One of the maids brought me brandy which I did not drink, but after awhile, my hostess fed it to me in what she called canards. You dip a lump of sugar into the cognac and transfer the lump to your mouth—that is all. You could never believe how nice they taste, or how curative they are for "crick" in the back.
Before long I am able to limp down the street and call on the doctor. I used to know him in days when we both lived farther south. But any way, a previous acquaintanceship would have made no difference. We do not need introductions at a frontier post like this, for there is an undercurrent of good fellowship which understands that the stranger who talks to you is not necessarily a scalawag, with subtle designs on your purse or your person. Any one who fails to grasp this plainly obvious fact is either a newcomer or a solemn humbug.
This doctor has charge of the hospital car that lies in the station yard, and most of his time is spent travelling from camp to camp down the line of construction. I saw the car to-day, or rather I nosed it, for the smell of iodoform came siftingly through like dry cold. It is owned and operated by the railway company for the benefit of their employees. At certain stations along the line, the company have placed cottage hospitals where emergency cases are treated.

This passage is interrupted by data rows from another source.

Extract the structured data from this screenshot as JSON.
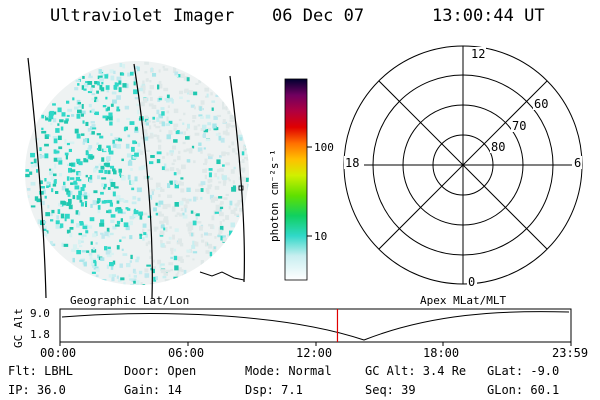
{
  "header": {
    "instrument": "Ultraviolet Imager",
    "date": "06 Dec 07",
    "time": "13:00:44 UT"
  },
  "colorbar": {
    "unit_label": "photon cm⁻²s⁻¹",
    "tick_labels": [
      "100",
      "10"
    ]
  },
  "polar_plot": {
    "hour_labels": [
      "12",
      "18",
      "6",
      "0"
    ],
    "lat_labels": [
      "60",
      "70",
      "80"
    ]
  },
  "timeline": {
    "left_label": "Geographic Lat/Lon",
    "right_label": "Apex MLat/MLT",
    "axis_label": "GC Alt",
    "y_ticks": [
      "9.0",
      "1.8"
    ],
    "x_ticks": [
      "00:00",
      "06:00",
      "12:00",
      "18:00",
      "23:59"
    ],
    "marker_color": "#e00000",
    "current_time_fraction": 0.543
  },
  "info": {
    "flt": "Flt: LBHL",
    "door": "Door: Open",
    "mode": "Mode: Normal",
    "gc_alt": "GC Alt: 3.4 Re",
    "glat": "GLat:  -9.0",
    "ip": "IP: 36.0",
    "gain": "Gain: 14",
    "dsp": "Dsp:    7.1",
    "seq": "Seq: 39",
    "glon": "GLon:  60.1"
  }
}
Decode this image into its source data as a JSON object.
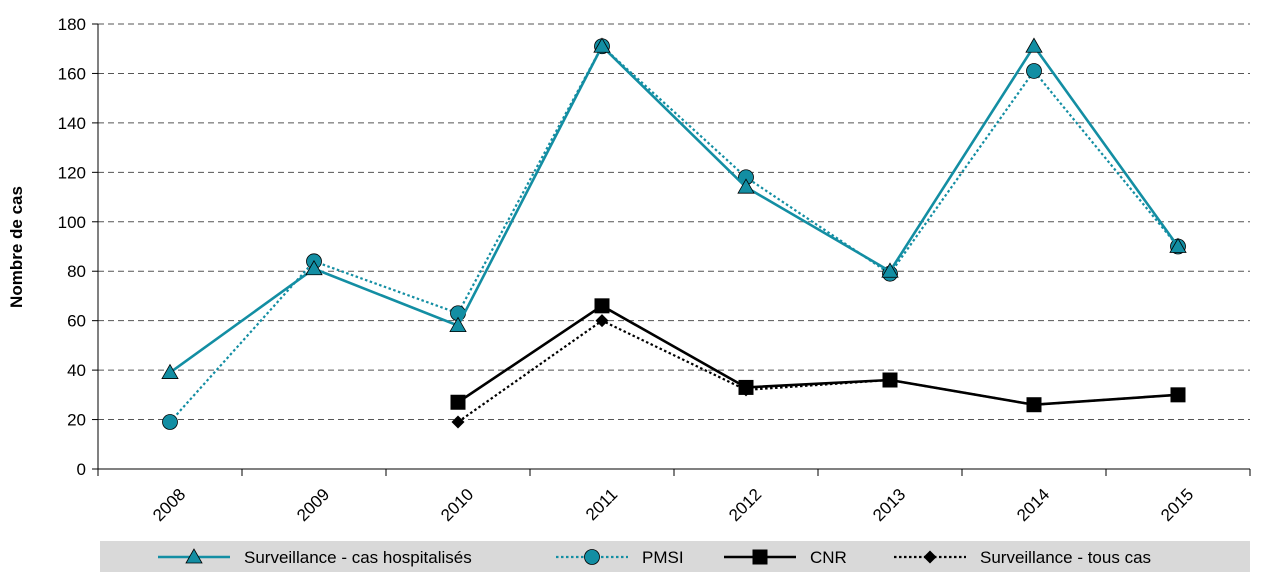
{
  "chart_data": {
    "type": "line",
    "categories": [
      "2008",
      "2009",
      "2010",
      "2011",
      "2012",
      "2013",
      "2014",
      "2015"
    ],
    "ylabel": "Nombre de cas",
    "xlabel": "",
    "ylim": [
      0,
      180
    ],
    "yticks": [
      0,
      20,
      40,
      60,
      80,
      100,
      120,
      140,
      160,
      180
    ],
    "grid": "horizontal dashed",
    "legend_position": "bottom",
    "series": [
      {
        "name": "Surveillance - cas hospitalisés",
        "values": [
          39,
          81,
          58,
          171,
          114,
          80,
          171,
          90
        ],
        "color": "#138ea3",
        "line_style": "solid",
        "marker": "triangle"
      },
      {
        "name": "PMSI",
        "values": [
          19,
          84,
          63,
          171,
          118,
          79,
          161,
          90
        ],
        "color": "#138ea3",
        "line_style": "dotted",
        "marker": "circle"
      },
      {
        "name": "CNR",
        "values": [
          null,
          null,
          27,
          66,
          33,
          36,
          26,
          30
        ],
        "color": "#000000",
        "line_style": "solid",
        "marker": "square"
      },
      {
        "name": "Surveillance - tous cas",
        "values": [
          null,
          null,
          19,
          60,
          32,
          36,
          26,
          30
        ],
        "color": "#000000",
        "line_style": "dotted",
        "marker": "diamond"
      }
    ]
  }
}
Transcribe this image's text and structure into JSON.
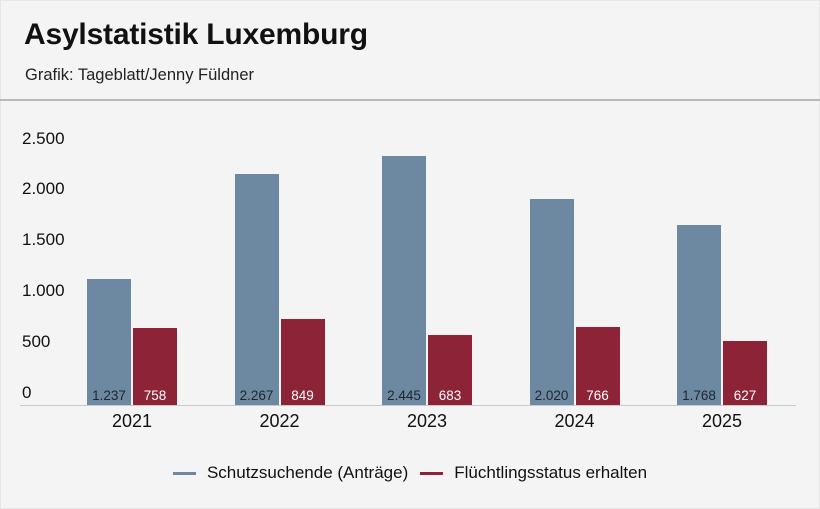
{
  "header": {
    "title": "Asylstatistik Luxemburg",
    "subtitle": "Grafik: Tageblatt/Jenny Füldner"
  },
  "colors": {
    "series1": "#6c89a1",
    "series2": "#8c2337",
    "background": "#f4f4f4"
  },
  "chart_data": {
    "type": "bar",
    "title": "Asylstatistik Luxemburg",
    "subtitle": "Grafik: Tageblatt/Jenny Füldner",
    "xlabel": "",
    "ylabel": "",
    "categories": [
      "2021",
      "2022",
      "2023",
      "2024",
      "2025"
    ],
    "series": [
      {
        "name": "Schutzsuchende (Anträge)",
        "color": "#6c89a1",
        "values": [
          1237,
          2267,
          2445,
          2020,
          1768
        ],
        "labels": [
          "1.237",
          "2.267",
          "2.445",
          "2.020",
          "1.768"
        ]
      },
      {
        "name": "Flüchtlingsstatus erhalten",
        "color": "#8c2337",
        "values": [
          758,
          849,
          683,
          766,
          627
        ],
        "labels": [
          "758",
          "849",
          "683",
          "766",
          "627"
        ]
      }
    ],
    "yticks": [
      "0",
      "500",
      "1.000",
      "1.500",
      "2.000",
      "2.500"
    ],
    "ylim": [
      0,
      2500
    ],
    "grid": false,
    "legend_position": "bottom"
  },
  "legend": [
    {
      "label": "Schutzsuchende (Anträge)"
    },
    {
      "label": "Flüchtlingsstatus erhalten"
    }
  ]
}
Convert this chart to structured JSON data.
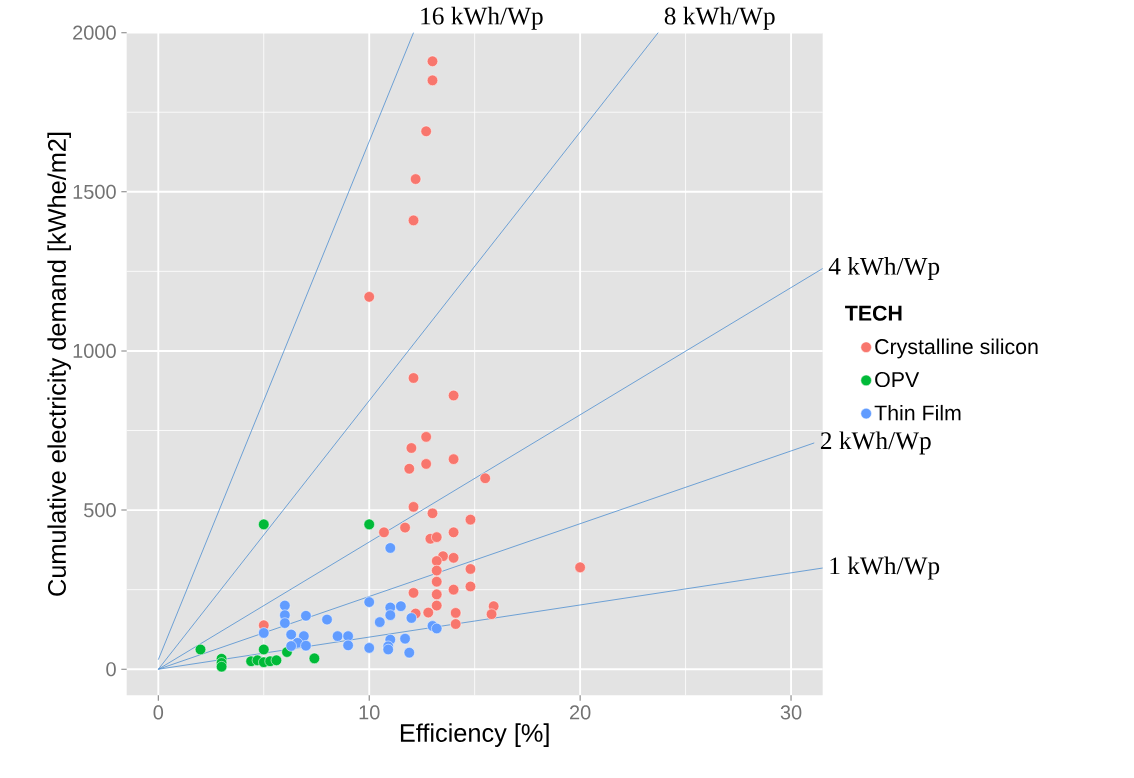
{
  "chart_data": {
    "type": "scatter",
    "xlabel": "Efficiency [%]",
    "ylabel": "Cumulative electricity demand [kWhe/m2]",
    "legend_title": "TECH",
    "grid": true,
    "legend": "right",
    "xlim": [
      -1.5,
      31.5
    ],
    "ylim": [
      -82,
      2000
    ],
    "xticks": [
      0,
      10,
      20,
      30
    ],
    "yticks": [
      0,
      500,
      1000,
      1500,
      2000
    ],
    "series": [
      {
        "name": "Crystalline silicon",
        "marker": "circle",
        "color": "#f8766d",
        "x": [
          13.0,
          13.0,
          12.7,
          12.2,
          12.1,
          10.0,
          12.1,
          14.0,
          12.7,
          12.0,
          12.7,
          11.9,
          14.0,
          15.5,
          12.1,
          13.0,
          14.8,
          10.7,
          11.7,
          12.9,
          13.2,
          14.0,
          13.5,
          14.0,
          13.2,
          13.2,
          13.2,
          14.8,
          14.8,
          12.1,
          14.0,
          13.2,
          13.2,
          12.2,
          12.8,
          14.1,
          14.1,
          15.9,
          15.8,
          5.0,
          20.0
        ],
        "values": [
          1910,
          1850,
          1690,
          1540,
          1410,
          1170,
          915,
          860,
          730,
          695,
          645,
          630,
          660,
          600,
          510,
          490,
          470,
          430,
          445,
          410,
          415,
          430,
          355,
          350,
          340,
          310,
          275,
          315,
          260,
          240,
          250,
          235,
          200,
          175,
          178,
          177,
          142,
          198,
          173,
          138,
          320
        ]
      },
      {
        "name": "OPV",
        "marker": "circle",
        "color": "#00ba38",
        "x": [
          5.0,
          10.0,
          2.0,
          3.0,
          3.0,
          3.0,
          5.0,
          4.4,
          4.7,
          5.0,
          5.3,
          5.6,
          6.1,
          7.4
        ],
        "values": [
          455,
          455,
          62,
          33,
          20,
          8,
          62,
          25,
          28,
          22,
          25,
          28,
          54,
          34
        ]
      },
      {
        "name": "Thin Film",
        "marker": "circle",
        "color": "#619cff",
        "x": [
          6.0,
          6.0,
          6.0,
          5.0,
          7.0,
          8.0,
          6.3,
          6.9,
          6.6,
          7.0,
          6.3,
          8.5,
          9.0,
          9.0,
          10.0,
          10.0,
          11.0,
          11.0,
          11.5,
          11.0,
          10.5,
          12.0,
          11.0,
          10.9,
          10.9,
          11.7,
          11.9,
          13.0,
          13.2
        ],
        "values": [
          200,
          170,
          145,
          114,
          168,
          156,
          109,
          104,
          83,
          74,
          73,
          104,
          104,
          75,
          67,
          211,
          381,
          194,
          198,
          170,
          148,
          161,
          93,
          72,
          62,
          96,
          52,
          136,
          128
        ]
      },
      {
        "name": "16 kWh/Wp",
        "type": "line",
        "marker": "none",
        "color": "#4f8fd0",
        "x": [
          0,
          12.1
        ],
        "values": [
          30,
          2000
        ]
      },
      {
        "name": "8 kWh/Wp",
        "type": "line",
        "marker": "none",
        "color": "#4f8fd0",
        "x": [
          0,
          23.7
        ],
        "values": [
          0,
          2000
        ]
      },
      {
        "name": "4 kWh/Wp",
        "type": "line",
        "marker": "none",
        "color": "#4f8fd0",
        "x": [
          0,
          31.5
        ],
        "values": [
          0,
          1259
        ]
      },
      {
        "name": "2 kWh/Wp",
        "type": "line",
        "marker": "none",
        "color": "#4f8fd0",
        "x": [
          0,
          31.1
        ],
        "values": [
          0,
          711
        ]
      },
      {
        "name": "1 kWh/Wp",
        "type": "line",
        "marker": "none",
        "color": "#4f8fd0",
        "x": [
          0,
          31.5
        ],
        "values": [
          0,
          318
        ]
      }
    ]
  }
}
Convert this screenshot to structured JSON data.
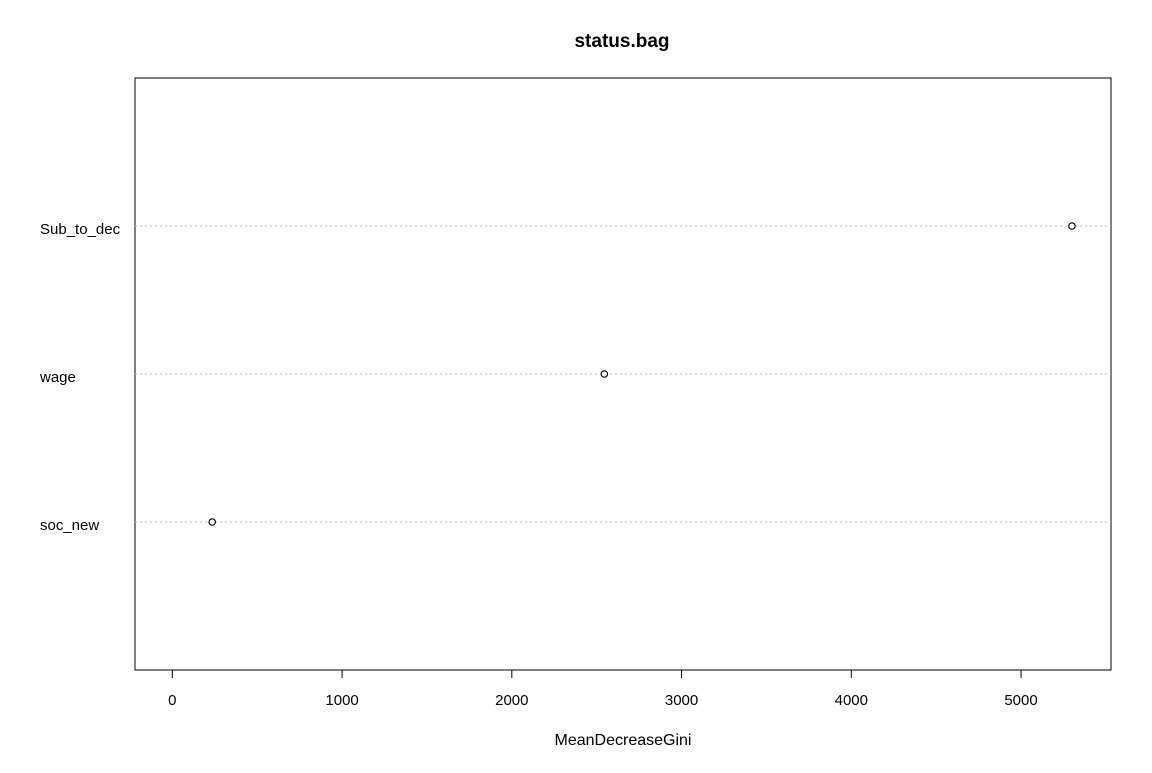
{
  "chart_data": {
    "type": "scatter",
    "title": "status.bag",
    "xlabel": "MeanDecreaseGini",
    "ylabel": "",
    "xlim": [
      -220,
      5530
    ],
    "x_ticks": [
      0,
      1000,
      2000,
      3000,
      4000,
      5000
    ],
    "categories": [
      "Sub_to_dec",
      "wage",
      "soc_new"
    ],
    "values": [
      5300,
      2545,
      235
    ],
    "grid": "dotted horizontal lines at each category",
    "colors": {
      "points": "#000000",
      "grid": "#bebebe",
      "frame": "#000000"
    }
  }
}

Those who have fevers or require major operations, are usually taken to the city.
Long ago, when the earlier railroads were being constructed it was not possible to supply such life-saving appurtenances, so that nothing remained for the wretched fellows but to drag themselves away and die like hurt dogs. There is a current aberration that the golden age was "once upon a time," but, in my opinion, it is here and now, or at least it will be when every municipality has instituted classes to teach policemen the difference between drunkenness and a fit. I will say a prayer about this some of these days. One must be business-like.
As he builds up and smokes a cigarette, the doctor tells me that the navvies and teamsters have a singularly critical taste in the matter of medicine. They do not like tablets or medicine with an innocent flavour. Unless it be distinctly pungent, they feel cheated.
"Do you accede to their demand?" ask I.
"I do, Good Lady," says he. "It is modesty that prevents my describing to you the excellency of my flavours" (and here he assumed a truly sagacious air): "my medicines have 'nip' to them and a body that is really desirable. They are indescribable, but most they approach the little girl's definition of salt—'that which makes potatoes taste bad when you do not eat it with.'
"I see, Dear Lady, you are still of inquisitive mind," says this Man of Medicine. "Yes! I can see that and I dare say you will put me in a book, so I shall not rise to your questions—not I! Let us prefer to talk of how we shall invest our money when we sell our lots, and things like that."
"Real-estate is a valuable asset in this place," continues he, "if you buy it 'near in' on the original town site, but three miles out of the subdivisions, it is equal in value to a pop-corn prize. And yet who can say? Who knows? In these new places, the bread we cast on the sub-divisions has a way of returning to us in meat and pie and cake. It is often the height of wisdom to be foolish. That singularly unattractive person on the doorstep across the way—the shrunken, hollow-stomached one—has made much money in buying and selling."
"Do you believe me?" he asks with some trace of heat; "then pray heaven speak!" For I have fallen into silence. But I will not speak—not one word—but only smile in an enigmatical way, for the stop I am pulling out is one of intended indifference. It is about the navvies and teamsters I would talk and not of hollow-stomached men who gather much money.